Suri’s jaw dropped. “What? You mean, you might be a—”

“Exactly. On at least one occasion of which I learned, my mother took a servant girl to one of our outlying estates on the premise that my mother was the one carrying a child and had gone off to await the birth. My mother saw to the birth by herself. Mum’s a decent sort, wouldn’t have mistreated the girl. After the child was born, the servant girl received a new name and was removed to the opposite side of England—so far away, no one knew her. She was gifted with a cottage by the sea and a decent enough stipend with the strict understanding that if she ever said a word, she’d be stripped clean of everything.”

“And your mother never told anyone?”

“And risk losing everything upon my father’s death if all three of us were declared bastards? The entire inheritance—titles, entailments, would go to a third cousin twice removed who openly detests my mother. He would oust her in the time it took to heave her out the door.” John managed to lift a brow. “Mother is smarter than to have uttered a word. Casting doubt on one child would’ve cast doubt on all three.”

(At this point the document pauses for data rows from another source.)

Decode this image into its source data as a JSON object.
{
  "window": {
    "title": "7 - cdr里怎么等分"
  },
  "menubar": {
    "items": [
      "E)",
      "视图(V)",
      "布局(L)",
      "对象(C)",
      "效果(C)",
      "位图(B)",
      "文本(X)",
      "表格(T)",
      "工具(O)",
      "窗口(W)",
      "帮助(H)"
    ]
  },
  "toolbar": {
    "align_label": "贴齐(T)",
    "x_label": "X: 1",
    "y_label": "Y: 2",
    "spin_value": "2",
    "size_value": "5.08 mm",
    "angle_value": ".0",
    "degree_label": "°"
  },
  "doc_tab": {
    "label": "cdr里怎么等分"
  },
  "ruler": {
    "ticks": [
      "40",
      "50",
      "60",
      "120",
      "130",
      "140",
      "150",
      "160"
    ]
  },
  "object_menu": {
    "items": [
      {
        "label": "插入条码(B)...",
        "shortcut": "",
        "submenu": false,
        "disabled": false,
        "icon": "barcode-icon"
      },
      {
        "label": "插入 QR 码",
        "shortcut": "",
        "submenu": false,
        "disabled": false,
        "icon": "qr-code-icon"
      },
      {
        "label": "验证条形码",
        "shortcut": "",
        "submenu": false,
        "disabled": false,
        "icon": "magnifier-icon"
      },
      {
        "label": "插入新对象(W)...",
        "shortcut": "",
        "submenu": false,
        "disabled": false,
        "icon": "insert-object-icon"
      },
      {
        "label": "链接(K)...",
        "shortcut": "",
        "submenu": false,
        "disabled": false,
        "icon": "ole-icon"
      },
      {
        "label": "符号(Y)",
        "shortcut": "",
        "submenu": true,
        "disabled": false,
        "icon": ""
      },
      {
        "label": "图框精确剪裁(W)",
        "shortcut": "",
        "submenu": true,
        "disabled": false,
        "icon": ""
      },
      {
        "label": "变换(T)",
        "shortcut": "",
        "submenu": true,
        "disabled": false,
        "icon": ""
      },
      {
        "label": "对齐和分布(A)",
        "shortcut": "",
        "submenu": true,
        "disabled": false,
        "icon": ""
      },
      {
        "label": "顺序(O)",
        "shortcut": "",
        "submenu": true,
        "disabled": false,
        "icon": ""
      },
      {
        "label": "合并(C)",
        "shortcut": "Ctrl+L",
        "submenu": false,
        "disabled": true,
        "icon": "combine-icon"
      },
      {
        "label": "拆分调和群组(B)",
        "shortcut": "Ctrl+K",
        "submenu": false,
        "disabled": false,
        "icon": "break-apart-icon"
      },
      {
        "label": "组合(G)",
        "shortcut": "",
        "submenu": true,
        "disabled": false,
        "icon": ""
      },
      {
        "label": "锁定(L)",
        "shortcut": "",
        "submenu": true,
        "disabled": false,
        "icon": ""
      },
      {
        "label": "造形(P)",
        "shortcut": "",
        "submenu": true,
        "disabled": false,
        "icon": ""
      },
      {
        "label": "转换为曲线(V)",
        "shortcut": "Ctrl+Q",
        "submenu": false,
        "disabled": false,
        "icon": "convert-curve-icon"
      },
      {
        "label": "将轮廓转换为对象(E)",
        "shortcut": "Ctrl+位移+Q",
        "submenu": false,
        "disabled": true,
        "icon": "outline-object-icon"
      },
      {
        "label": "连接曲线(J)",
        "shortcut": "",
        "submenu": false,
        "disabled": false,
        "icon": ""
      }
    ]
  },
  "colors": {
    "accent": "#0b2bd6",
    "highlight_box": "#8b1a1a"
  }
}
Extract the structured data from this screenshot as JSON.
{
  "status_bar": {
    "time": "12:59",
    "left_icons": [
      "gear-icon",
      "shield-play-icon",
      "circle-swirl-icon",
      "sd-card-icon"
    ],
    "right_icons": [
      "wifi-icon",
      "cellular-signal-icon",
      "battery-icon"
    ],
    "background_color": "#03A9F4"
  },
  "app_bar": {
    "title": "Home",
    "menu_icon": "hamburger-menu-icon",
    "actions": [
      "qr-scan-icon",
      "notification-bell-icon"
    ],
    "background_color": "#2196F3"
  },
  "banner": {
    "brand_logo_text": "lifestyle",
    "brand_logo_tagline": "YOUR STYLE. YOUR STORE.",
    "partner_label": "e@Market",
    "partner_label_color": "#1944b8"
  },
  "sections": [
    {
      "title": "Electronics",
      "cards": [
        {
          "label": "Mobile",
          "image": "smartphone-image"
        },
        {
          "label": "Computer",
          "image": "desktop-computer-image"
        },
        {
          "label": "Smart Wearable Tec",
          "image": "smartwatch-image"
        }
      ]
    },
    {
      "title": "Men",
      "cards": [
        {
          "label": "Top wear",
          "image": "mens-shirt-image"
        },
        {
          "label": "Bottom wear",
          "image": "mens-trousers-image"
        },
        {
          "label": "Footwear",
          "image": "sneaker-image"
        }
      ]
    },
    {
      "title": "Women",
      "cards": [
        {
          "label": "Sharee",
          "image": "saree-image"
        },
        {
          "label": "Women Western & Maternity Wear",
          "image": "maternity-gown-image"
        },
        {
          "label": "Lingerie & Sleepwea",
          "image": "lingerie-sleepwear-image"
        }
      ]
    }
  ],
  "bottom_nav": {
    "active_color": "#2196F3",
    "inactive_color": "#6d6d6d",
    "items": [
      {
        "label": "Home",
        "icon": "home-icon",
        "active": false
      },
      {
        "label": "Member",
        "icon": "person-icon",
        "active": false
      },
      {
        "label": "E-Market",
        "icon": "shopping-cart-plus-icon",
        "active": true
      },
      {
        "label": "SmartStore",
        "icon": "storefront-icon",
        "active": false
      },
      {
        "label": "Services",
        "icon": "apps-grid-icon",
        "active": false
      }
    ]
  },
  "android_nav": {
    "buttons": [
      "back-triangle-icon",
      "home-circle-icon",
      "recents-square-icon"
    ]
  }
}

He regarded Suri for a long while as he gathered his strength to continue. “Who knows, perhaps my mother is barren and we were all begat the same way. I’ve often wondered if that were the case.”

“Were you ever curious about the woman who might be your real mother?”

He tried to nod but couldn’t. “Yes,” he winced. “It got so whenever I caught my parents heading for the orchard, I’d beat them there and climb the tree they always stood beneath. Overheard a great deal that way—even got the name of the village and the woman’s new name. When I was sixteen, I located her. I dressed like a pauper and went to her cottage looking for work, but she turned me away. I don’t think she caught on that I could be her son. She regarded my smooth hands a bit suspiciously though.”

“What was she like?”

“Still attractive. Sweet appearing. But honestly? Mum was my mother at heart. This woman I stood staring at was a complete stranger. I felt nothing. On the trip back home, I realized what a privileged life I possessed, and to stir things up would only destroy my future, not to mention those around me. There were Edward and James to think of, as well. So, at least one of us is a bastard, but who? Perhaps all three, if my mother was barren—at least one of my parents’ arguments suggested that might be the case. If so, my father’s nocturnal visits to the occasional female staff preserved my mother’s destiny. Warped reasoning perhaps, but it suits me fine.”